Honestly, this is such an original and clever story and Moriarty really pulls you in wth short chapters that flit between Cherry’s story – she’s the Death Lady – and one of a small group of passengers who have been given the short straw – a death predicted for the near future. Understandably their responses vary from being a bit worried, angry, or shrugging the predictions off as nonsense. That is until some of the predictions begin to come true.
Cherry is a pleasant looking, reserved woman of around seventy who arrives on the plane tired and a bit dehydrated. Her mother was a well-known fortune-teller in the Sydney suburb where Cherry grew up. You might think that Cherry has inherited this profession and continued to practise. But Cherry’s a maths geek from a young age. How her life develops takes the reader through the sixties and seventies and on, so that we eventually form a clear picture of why she had her ‘funny turn’ on the plane.
The lady sighs.

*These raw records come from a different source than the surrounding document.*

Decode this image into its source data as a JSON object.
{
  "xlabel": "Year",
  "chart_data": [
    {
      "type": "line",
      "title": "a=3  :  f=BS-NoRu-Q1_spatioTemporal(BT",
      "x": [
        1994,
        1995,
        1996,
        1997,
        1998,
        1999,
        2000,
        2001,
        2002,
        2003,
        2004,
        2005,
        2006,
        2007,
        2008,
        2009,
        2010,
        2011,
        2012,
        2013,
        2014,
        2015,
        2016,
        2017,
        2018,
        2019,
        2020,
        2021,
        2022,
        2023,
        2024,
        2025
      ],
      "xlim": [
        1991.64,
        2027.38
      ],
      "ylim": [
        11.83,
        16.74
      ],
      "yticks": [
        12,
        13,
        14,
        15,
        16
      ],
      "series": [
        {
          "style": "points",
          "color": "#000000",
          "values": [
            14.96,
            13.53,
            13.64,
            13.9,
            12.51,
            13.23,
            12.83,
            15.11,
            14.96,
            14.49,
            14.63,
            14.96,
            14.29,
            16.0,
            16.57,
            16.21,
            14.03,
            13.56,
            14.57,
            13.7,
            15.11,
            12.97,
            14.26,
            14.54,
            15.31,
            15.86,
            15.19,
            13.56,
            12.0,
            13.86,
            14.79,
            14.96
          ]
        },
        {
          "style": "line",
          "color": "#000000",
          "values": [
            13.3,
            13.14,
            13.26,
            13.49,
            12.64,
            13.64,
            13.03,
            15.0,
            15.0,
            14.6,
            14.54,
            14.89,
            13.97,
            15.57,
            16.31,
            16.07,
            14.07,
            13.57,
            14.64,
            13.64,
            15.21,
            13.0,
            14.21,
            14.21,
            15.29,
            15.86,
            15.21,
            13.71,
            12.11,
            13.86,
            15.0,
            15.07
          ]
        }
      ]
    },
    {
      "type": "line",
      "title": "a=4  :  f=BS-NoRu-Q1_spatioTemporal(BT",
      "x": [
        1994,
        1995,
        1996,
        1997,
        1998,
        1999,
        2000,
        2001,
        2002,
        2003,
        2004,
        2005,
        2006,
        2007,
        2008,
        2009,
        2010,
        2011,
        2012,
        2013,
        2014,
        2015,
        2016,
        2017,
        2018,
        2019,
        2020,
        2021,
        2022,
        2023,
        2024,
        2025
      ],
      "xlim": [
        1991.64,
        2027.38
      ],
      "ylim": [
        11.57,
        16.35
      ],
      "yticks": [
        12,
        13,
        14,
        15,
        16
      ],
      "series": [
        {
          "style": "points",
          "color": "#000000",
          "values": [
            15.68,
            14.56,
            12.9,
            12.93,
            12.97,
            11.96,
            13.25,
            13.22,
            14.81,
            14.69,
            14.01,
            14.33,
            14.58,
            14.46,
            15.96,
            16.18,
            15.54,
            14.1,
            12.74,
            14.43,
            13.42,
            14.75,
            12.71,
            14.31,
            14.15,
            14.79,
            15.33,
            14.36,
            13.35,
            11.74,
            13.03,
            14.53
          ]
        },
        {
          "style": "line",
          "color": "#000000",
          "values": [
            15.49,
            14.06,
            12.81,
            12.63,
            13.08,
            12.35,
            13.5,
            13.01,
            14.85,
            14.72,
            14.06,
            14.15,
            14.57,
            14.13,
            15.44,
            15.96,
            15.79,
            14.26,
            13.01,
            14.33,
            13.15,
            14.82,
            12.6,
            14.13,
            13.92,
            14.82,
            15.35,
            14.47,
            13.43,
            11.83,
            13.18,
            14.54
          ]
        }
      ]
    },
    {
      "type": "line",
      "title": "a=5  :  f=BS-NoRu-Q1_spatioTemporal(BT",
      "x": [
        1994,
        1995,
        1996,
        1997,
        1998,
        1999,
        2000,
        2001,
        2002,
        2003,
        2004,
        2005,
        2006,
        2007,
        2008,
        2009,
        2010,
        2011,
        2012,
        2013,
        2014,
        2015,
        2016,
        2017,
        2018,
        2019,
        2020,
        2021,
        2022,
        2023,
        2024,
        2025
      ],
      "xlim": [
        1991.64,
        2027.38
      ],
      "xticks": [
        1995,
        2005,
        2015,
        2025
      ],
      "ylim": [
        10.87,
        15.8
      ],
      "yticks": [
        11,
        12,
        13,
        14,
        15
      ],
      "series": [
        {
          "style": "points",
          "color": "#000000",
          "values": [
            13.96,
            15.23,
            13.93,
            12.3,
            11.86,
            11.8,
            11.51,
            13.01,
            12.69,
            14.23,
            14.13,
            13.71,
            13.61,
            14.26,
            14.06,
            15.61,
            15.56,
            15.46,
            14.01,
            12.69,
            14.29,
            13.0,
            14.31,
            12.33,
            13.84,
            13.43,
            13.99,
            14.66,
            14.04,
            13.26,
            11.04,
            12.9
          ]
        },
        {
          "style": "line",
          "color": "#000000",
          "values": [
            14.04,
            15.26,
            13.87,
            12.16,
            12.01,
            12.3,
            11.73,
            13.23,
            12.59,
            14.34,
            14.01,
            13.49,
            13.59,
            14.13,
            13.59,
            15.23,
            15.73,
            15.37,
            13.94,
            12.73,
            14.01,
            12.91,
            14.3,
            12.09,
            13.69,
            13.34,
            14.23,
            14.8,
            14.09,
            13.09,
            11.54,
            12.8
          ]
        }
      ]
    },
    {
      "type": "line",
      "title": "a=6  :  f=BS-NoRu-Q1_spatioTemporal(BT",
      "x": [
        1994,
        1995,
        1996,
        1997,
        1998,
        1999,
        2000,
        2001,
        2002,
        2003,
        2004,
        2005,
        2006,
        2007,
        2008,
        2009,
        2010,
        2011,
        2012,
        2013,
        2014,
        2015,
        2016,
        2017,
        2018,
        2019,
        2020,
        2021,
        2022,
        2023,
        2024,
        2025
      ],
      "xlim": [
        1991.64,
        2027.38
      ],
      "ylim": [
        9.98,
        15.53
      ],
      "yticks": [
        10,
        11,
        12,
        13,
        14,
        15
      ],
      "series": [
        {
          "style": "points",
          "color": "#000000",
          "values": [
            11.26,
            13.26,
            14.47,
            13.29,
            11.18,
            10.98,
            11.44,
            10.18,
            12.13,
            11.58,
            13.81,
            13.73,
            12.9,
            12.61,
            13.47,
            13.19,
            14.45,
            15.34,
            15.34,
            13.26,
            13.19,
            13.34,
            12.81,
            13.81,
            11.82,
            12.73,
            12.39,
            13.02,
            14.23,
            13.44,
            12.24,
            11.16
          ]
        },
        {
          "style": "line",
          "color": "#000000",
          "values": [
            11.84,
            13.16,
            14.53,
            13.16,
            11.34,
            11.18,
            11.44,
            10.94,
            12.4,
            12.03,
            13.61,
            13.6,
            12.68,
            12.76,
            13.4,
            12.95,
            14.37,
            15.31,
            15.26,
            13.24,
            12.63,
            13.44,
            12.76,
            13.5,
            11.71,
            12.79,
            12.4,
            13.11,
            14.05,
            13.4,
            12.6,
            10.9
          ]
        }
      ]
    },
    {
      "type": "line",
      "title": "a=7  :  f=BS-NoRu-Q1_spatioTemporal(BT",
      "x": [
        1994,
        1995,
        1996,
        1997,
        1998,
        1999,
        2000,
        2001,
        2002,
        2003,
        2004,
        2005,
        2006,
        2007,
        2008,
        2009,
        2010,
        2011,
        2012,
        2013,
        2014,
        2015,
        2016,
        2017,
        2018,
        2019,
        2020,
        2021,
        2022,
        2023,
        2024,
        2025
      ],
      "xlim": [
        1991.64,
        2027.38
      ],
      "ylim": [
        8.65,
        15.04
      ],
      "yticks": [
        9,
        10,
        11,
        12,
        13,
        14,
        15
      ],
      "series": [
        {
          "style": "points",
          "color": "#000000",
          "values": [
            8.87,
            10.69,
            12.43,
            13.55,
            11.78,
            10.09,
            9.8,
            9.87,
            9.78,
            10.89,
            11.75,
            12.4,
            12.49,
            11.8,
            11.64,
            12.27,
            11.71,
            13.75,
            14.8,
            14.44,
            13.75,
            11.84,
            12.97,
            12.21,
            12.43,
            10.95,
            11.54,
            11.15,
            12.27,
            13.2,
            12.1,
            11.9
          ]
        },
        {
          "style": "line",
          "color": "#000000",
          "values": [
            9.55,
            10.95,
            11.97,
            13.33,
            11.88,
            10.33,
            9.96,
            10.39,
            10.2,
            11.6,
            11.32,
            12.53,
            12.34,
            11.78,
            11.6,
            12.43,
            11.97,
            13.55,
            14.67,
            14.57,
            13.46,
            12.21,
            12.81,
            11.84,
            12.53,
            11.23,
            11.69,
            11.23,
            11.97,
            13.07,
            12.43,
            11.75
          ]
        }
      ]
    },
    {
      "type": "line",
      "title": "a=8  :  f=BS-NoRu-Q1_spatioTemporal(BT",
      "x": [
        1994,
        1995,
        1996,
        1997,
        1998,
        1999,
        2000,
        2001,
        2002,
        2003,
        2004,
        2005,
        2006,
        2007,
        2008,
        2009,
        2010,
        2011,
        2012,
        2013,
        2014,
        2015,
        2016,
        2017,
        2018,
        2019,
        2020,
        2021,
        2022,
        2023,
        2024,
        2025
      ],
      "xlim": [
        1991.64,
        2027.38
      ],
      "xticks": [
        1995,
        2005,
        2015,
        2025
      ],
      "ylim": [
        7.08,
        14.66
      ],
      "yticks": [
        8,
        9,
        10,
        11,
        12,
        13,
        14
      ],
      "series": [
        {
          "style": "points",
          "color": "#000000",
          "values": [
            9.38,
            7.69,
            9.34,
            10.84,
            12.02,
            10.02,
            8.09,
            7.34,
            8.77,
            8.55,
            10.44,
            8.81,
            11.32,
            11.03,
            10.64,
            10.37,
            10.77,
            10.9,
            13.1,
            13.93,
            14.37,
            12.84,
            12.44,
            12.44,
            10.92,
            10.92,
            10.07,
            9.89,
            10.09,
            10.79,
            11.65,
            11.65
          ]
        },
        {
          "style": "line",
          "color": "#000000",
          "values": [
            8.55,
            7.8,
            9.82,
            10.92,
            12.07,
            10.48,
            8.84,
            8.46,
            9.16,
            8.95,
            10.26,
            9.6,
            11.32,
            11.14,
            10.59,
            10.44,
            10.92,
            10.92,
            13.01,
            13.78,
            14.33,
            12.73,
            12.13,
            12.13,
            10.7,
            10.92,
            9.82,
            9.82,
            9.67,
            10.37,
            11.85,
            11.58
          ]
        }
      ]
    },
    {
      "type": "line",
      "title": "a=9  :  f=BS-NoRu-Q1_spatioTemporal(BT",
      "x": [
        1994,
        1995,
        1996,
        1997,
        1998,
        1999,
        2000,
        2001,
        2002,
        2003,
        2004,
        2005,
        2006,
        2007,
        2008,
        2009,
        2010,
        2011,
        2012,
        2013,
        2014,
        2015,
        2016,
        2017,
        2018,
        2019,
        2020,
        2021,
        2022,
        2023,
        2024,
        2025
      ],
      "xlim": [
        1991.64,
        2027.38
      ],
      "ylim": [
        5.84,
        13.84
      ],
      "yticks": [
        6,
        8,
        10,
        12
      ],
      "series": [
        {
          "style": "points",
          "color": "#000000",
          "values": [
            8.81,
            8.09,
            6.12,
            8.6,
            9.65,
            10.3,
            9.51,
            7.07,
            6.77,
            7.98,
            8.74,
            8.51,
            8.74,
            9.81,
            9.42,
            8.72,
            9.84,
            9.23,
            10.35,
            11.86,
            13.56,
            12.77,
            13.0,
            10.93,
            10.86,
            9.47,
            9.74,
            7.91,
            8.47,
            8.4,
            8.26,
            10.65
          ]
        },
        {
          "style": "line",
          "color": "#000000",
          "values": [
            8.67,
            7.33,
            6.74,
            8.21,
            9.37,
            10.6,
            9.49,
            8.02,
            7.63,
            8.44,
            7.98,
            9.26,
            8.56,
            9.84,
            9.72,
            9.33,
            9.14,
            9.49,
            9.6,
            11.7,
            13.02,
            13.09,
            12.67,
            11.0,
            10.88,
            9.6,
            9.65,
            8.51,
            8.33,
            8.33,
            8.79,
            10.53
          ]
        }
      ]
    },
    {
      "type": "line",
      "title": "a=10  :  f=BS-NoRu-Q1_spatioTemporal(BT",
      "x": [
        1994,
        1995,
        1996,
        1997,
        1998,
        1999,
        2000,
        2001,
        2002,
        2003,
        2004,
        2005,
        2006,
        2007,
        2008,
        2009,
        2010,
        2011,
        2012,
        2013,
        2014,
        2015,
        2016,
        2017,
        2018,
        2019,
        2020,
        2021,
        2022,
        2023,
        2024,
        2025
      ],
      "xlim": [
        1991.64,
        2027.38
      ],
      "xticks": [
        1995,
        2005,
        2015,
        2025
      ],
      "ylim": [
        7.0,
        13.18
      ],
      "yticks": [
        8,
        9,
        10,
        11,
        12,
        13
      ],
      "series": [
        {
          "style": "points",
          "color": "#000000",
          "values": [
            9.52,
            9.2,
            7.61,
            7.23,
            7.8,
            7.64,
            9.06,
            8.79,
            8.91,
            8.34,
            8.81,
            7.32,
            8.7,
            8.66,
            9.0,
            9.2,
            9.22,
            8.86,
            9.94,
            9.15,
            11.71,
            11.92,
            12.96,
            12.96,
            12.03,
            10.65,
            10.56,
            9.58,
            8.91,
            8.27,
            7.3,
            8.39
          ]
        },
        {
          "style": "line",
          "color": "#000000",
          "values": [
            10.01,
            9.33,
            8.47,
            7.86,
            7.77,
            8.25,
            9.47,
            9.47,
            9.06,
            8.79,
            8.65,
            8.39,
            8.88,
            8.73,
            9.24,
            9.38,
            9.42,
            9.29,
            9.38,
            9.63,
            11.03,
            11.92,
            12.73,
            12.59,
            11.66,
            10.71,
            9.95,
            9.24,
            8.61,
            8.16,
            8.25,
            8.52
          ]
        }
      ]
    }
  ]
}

She turns to appraise Leo.
Leo says, ‘You’re telling us how and when we’re going to die?’
Later he will berate himself. He will think he should have followed Sue’s lead and shut her down, but his feelings are mixed up with memories of his beloved grandmother’s confused face and how he – Leo! – could make it smooth and peaceful when he went along with her delusions. He was better at it than his sisters. Those were the last gifts he gave her. He will do the same for this lady. It doesn’t matter what nonsense she is talking.
‘Cause of death. Age of death,’ says the lady. ‘It’s really very simple.’
‘Sounds very simple,’ agrees Leo. ‘Give it to me straight.’
Meanwhile we get to know the half-dozen or so “doomed” passengers and how they deal with what they’ve been told. There’s Allegra, the cabin manager, stunningly beautiful, loves her job and yet has a family history which includes depression. Is she really likely to taker her own life in the next year? There’s engineer Leo, a loving family man, late for his daughter’s performance in a school production, supposedly going to die in a workplace accident. He chums up with Ethan, 30 years old and returning from the funeral of a friend, who has died suddenly, leaving Ethan to wonder about seizing the day.
There’s also the ER nurse in her sixties, still fit and active, as well as the bride, with her new husband, still in their wedding regalia, both women given terrible predictions. But possibly the most difficult to hear is the young mother, Paula, who has had to deal with an unsettled baby through the whole flight, which included a two-hour delay, only to learn at the end of it that her boy will die by drowning, aged seven.
We follow each of these characters, their stories woven in with Cherry’s, as their ‘death-day’ looms. It’s nail-biting stuff, as they’re all likeable people with busy lives, loves and families. You get to the middle of the book as the first predictions seem to come true, wondering if you’re going to like what happens next. Is this some kind of ‘And Then There Were None’ (Agatha Christie) scenario?
Well, you’ll have to read it to find out. I will say that it was interesting to read a book that deals with our mortality, an issue we tend to put to the back of our minds. But in the cases of Leo, Ethan, Allegra and co, death is suddenly there in their minds all the time. And the idea of what you might do differently if you knew what was in your cards, or tea leaves. The question of how much of our destiny do we hold in our hands.
I enjoyed all these character’s stories, even Cherry’s, who seems unlikeable at first, cruel even. I galloped through Here One Moment, desperate to find out the what happened – so it’s a four-star read from me. If you’re doing the 52 Book Club Challenge, Liane Moriarty has a sister Nicole Moriarty who also writes fiction.